Throughout the many millions of years of his endless beginning, Man was nature's child; he subsisted by gathering the foods that grew wild, by hunting the wild animals, by catching wild birds and fishes. But just as Man's settlements were thinning out, just as he was abandoning his abodes, when his material and artistic achievements were disappearing - just then, suddenly, with no apparent reason and without any prior known period of gradual preparation - Man became a farmer. Summarizing the work of many eminent authorities on the subject, R. J. Braidwood and B. Howe (Prehistoric Investigations in Iraqi Kurdistan) concluded that genetic studies confirm the archaeological finds and leave no doubt that agriculture began exactly where Thinking Man had emerged earlier with his first crude civilization: in the Near East. There is no doubt by now that agriculture spread all over the world from the Near East
ern arc of mountains and highlands.
Employing sophisticated methods of radiocarbon dating and plant genetics, many scholars from various fields of science concur in the conclusion that Man's first farming venture was the cultivation of wheat and barley, probably through the domestication of a wild variety of emmer. Assuming that, somehow, Man did undergo a gradual process of teaching himself how to domesticate, grow, and farm a wild plant, the scholars remain baffled by the profusion of other plants and cereals basic to human survival and advancement that kept coming out of the Near East. These included, in rapid succession, millet, rye, and spelt, among the edible cereals; flax, which provided fibers and edible oil; and a variety of fruit-bearing shrubs and trees. In every instance, the plant was undoubtedly domesticated in the Near East for millennia before it reached Europe. It was as though the Near East were some kind of genetic-botanical laboratory, guided by an unseen hand, producing every so often a newly domesticated plant.

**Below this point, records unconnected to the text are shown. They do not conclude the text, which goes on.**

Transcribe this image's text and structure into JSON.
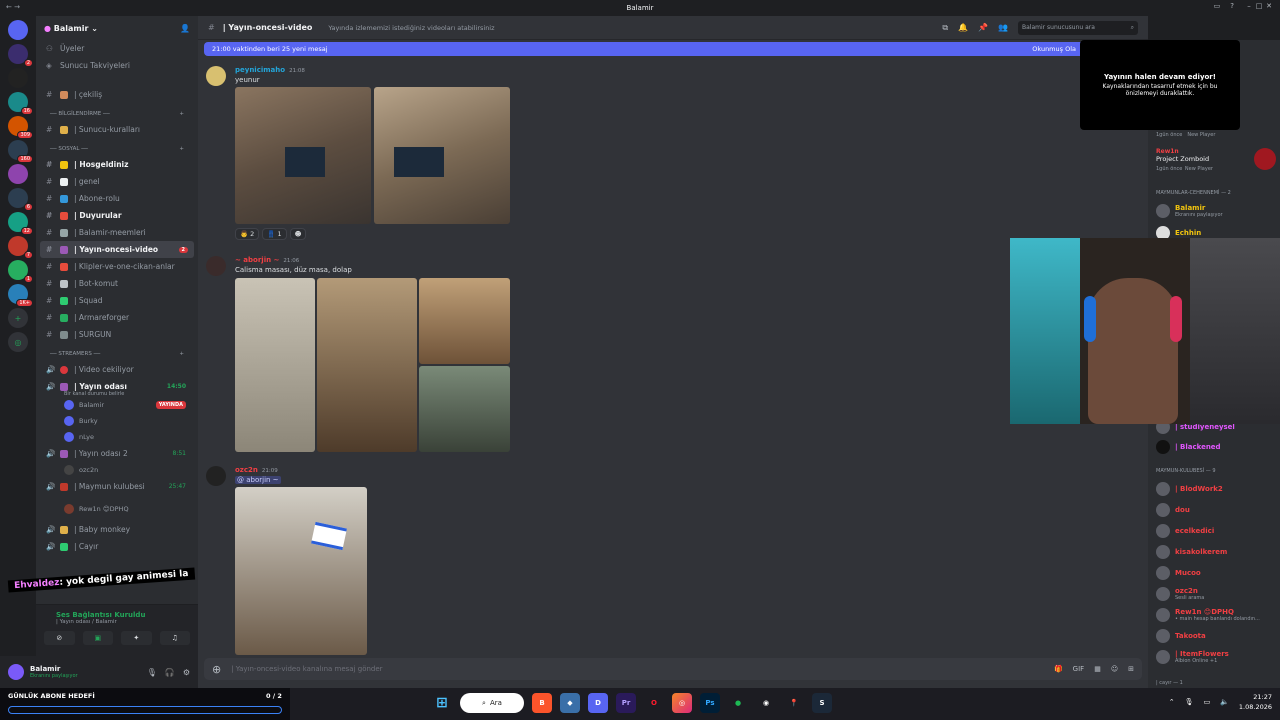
{
  "window": {
    "title": "Balamir"
  },
  "servers": [
    {
      "icon": "discord-icon",
      "badge": ""
    },
    {
      "icon": "server-1",
      "badge": "2"
    },
    {
      "icon": "server-n",
      "badge": ""
    },
    {
      "icon": "server-3",
      "badge": "16"
    },
    {
      "icon": "server-4",
      "badge": "309"
    },
    {
      "icon": "server-5",
      "badge": "160"
    },
    {
      "icon": "server-6",
      "badge": ""
    },
    {
      "icon": "server-7",
      "badge": "6"
    },
    {
      "icon": "server-8",
      "badge": "12"
    },
    {
      "icon": "server-9",
      "badge": "7"
    },
    {
      "icon": "server-10",
      "badge": "1"
    },
    {
      "icon": "server-11",
      "badge": "1K+"
    }
  ],
  "guild": {
    "name": "Balamir"
  },
  "sidebar": {
    "members_label": "Üyeler",
    "boosts_label": "Sunucu Takviyeleri",
    "channels_top": [
      {
        "name": "| çekiliş"
      }
    ],
    "cat_bilgi": "BİLGİLENDİRME",
    "channels_bilgi": [
      {
        "name": "| Sunucu-kuralları"
      }
    ],
    "cat_sosyal": "SOSYAL",
    "channels_sosyal": [
      {
        "name": "| Hosgeldiniz",
        "bold": true,
        "count": ""
      },
      {
        "name": "| genel",
        "bold": false,
        "count": ""
      },
      {
        "name": "| Abone-rolu",
        "bold": false,
        "count": ""
      },
      {
        "name": "| Duyurular",
        "bold": true,
        "count": ""
      },
      {
        "name": "| Balamir-meemleri",
        "bold": false,
        "count": ""
      },
      {
        "name": "| Yayın-oncesi-video",
        "bold": true,
        "count": "2",
        "active": true
      },
      {
        "name": "| Klipler-ve-one-cikan-anlar",
        "bold": false,
        "count": ""
      },
      {
        "name": "| Bot-komut",
        "bold": false,
        "count": ""
      },
      {
        "name": "| Squad",
        "bold": false,
        "count": ""
      },
      {
        "name": "| Armareforger",
        "bold": false,
        "count": ""
      },
      {
        "name": "| SURGUN",
        "bold": false,
        "count": ""
      }
    ],
    "cat_streamers": "STREAMERS",
    "voice": {
      "video_cekiliyor": "| Video cekiliyor",
      "yayin_odasi": "| Yayın odası",
      "yayin_odasi_time": "14:50",
      "yayin_odasi_status": "Bir kanal durumu belirle",
      "yayin_users": [
        {
          "name": "Balamir",
          "live": "YAYINDA"
        },
        {
          "name": "Burky",
          "live": ""
        },
        {
          "name": "nLye",
          "live": ""
        }
      ],
      "yayin_odasi2": "| Yayın odası 2",
      "yayin_odasi2_time": "8:51",
      "yayin2_users": [
        {
          "name": "ozc2n"
        }
      ],
      "maymun": "| Maymun kulubesi",
      "maymun_time": "25:47",
      "maymun_users": [
        {
          "name": "Rew1n 😊DPHQ"
        }
      ],
      "baby": "| Baby monkey",
      "cayir": "| Cayır"
    }
  },
  "overlay_chat": {
    "name": "Ehvaldez",
    "text": ": yok degil gay animesi la"
  },
  "voice_panel": {
    "status": "Ses Bağlantısı Kuruldu",
    "sub": "| Yayın odası / Balamir"
  },
  "user_panel": {
    "name": "Balamir",
    "status": "Ekranını paylaşıyor"
  },
  "header": {
    "channel": "| Yayın-oncesi-video",
    "topic": "Yayında izlememizi istediğiniz videoları atabilirsiniz",
    "search_placeholder": "Balamir sunucusunu ara"
  },
  "banner": {
    "left": "21:00 vaktinden beri 25 yeni mesaj",
    "right": "Okunmuş Ola"
  },
  "messages": [
    {
      "author": "peynicimaho",
      "author_color": "#23a5d9",
      "time": "21:08",
      "text": "yeunur",
      "reactions": [
        "👨 2",
        "👖 1",
        "☻"
      ]
    },
    {
      "author": "~ aborjin ~",
      "author_color": "#f23f43",
      "time": "21:06",
      "text": "Calisma masası, düz masa, dolap"
    },
    {
      "author": "ozc2n",
      "author_color": "#f23f43",
      "time": "21:09",
      "mention": "@ aborjin ~"
    }
  ],
  "composer": {
    "placeholder": "| Yayın-oncesi-video kanalına mesaj gönder"
  },
  "preview": {
    "title": "Yayının halen devam ediyor!",
    "text": "Kaynaklarından tasarruf etmek için bu önizlemeyi duraklattık."
  },
  "members": {
    "activity_top": {
      "time": "1gün önce",
      "tag": "New Player"
    },
    "zomboid": {
      "name": "Rew1n",
      "game": "Project Zomboid",
      "time": "1gün önce",
      "tag": "New Player"
    },
    "cat_cehennem": "MAYMUNLAR-CEHENNEMİ — 2",
    "balamir": {
      "name": "Balamir",
      "sub": "Ekranını paylaşıyor"
    },
    "echhin": {
      "name": "Echhin"
    },
    "studio": {
      "name": "| studiyeneysel"
    },
    "blackened": {
      "name": "| Blackened"
    },
    "cat_kulubesi": "MAYMUN-KULUBESİ — 9",
    "list": [
      {
        "name": "| BlodWork2",
        "color": "#f23f43",
        "sub": ""
      },
      {
        "name": "dou",
        "color": "#f23f43",
        "sub": ""
      },
      {
        "name": "ecelkedici",
        "color": "#f23f43",
        "sub": ""
      },
      {
        "name": "kisakolkerem",
        "color": "#f23f43",
        "sub": ""
      },
      {
        "name": "Mucoo",
        "color": "#f23f43",
        "sub": ""
      },
      {
        "name": "ozc2n",
        "color": "#f23f43",
        "sub": "Sesli arama"
      },
      {
        "name": "Rew1n 😊DPHQ",
        "color": "#f23f43",
        "sub": "• main hesap banlandı dolandın..."
      },
      {
        "name": "Takoota",
        "color": "#f23f43",
        "sub": ""
      },
      {
        "name": "| ItemFlowers",
        "color": "#f23f43",
        "sub": "Albion Online +1"
      }
    ],
    "cat_cayir": "| cayır — 1"
  },
  "subgoal": {
    "label": "GÜNLÜK ABONE HEDEFİ",
    "count": "0 / 2"
  },
  "taskbar": {
    "search": "Ara",
    "time": "21:27",
    "date": "1.08.2026"
  }
}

The scholars who have studied the origins of the grapevine have concluded that its cultivation began in the mountains around northern Mesopotamia and in Syria and Palestine. No wonder. The Old Testament tells us that Noah "planted a vineyard" (and even got drunk on its wine) after his ark rested on Mount Ararat as the waters of the Deluge receded. The Bible, like the scholars, thus places the start of vine cultivation in the mountains of northern Mesopotamia.
Apples, pears, olives, figs, almonds, pistachios, walnuts - all originated in the Near East and spread from there to Europe and other parts of the world. Indeed, we cannot help recalling that the Old Testament preceded our scholars by several millennia in identifying the very same area as the world's first orchard: "And the Lord God planted an orchard in Eden, in the east. . . . And the Lord God caused; to grow, out of the ground, every tree that is pleasant to behold and that is good for eating." The general location of "Eden" was certainly known to the biblical generations. It was "in the east" - east of the Land of Israel. It was in a land watered by four major rivers, two of which are the Tigris and the Euphrates.